Abstract

LDP (Local Differential Privacy) and its variants have been recently studied to analyze personal data collected from IoT (Internet of Things) devices while strongly protecting user privacy. In particular, a recent study proposes a general privacy notion called ID-LDP (Input-Discriminative LDP), which introduces a privacy budget for each input value to deal with different levels of sensitivity. However, it is unclear how to set an appropriate privacy budget for each input value, especially in current situations where re-identification is considered a major risk, e.g., in GDPR. Moreover, the possible number of input values can be very large in IoT. Consequently, it is also extremely difficult to manually check whether a privacy budget for each input value is appropriate.
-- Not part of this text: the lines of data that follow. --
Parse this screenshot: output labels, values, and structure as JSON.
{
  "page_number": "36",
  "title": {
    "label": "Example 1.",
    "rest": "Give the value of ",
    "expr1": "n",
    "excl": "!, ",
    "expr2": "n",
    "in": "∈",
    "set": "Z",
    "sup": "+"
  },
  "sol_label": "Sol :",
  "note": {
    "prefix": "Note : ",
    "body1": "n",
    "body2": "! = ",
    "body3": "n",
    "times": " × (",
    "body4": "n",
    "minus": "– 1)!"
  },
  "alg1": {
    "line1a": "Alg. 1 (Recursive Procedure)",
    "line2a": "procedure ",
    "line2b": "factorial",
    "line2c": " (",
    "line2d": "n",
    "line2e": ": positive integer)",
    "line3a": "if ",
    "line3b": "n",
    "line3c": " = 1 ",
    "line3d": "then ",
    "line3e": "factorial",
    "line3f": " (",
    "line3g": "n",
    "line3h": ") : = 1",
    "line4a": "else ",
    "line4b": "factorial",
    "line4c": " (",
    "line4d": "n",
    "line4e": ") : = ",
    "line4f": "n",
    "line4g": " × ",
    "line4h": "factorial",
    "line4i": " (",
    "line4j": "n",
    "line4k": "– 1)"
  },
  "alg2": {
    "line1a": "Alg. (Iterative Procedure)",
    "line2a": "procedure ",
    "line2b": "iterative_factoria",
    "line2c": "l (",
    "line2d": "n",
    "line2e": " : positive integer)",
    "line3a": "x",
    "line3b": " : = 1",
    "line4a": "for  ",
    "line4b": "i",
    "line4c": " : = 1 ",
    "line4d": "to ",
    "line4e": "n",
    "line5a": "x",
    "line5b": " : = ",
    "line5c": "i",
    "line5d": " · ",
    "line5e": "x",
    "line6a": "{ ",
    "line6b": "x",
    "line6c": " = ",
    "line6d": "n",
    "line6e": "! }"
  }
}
In this paper, we propose algorithms to automatically tune privacy budgets in ID-LDP so that obfuscated data strongly prevent re-identification. We also propose a new instance of ID-LDP called OneID-LDP (One-Budget Input-Discriminative LDP) to prevent re-identification with high utility. Through comprehensive experiments using four real datasets, we show that existing instances of ID-LDP lack either utility or privacy – they overprotect personal data or are vulnerable to re-identification attacks. Then we show that our OneID-LDP mechanisms with our privacy budget tuning algorithm provide much higher utility than LDP mechanisms while strongly preventing re-identification.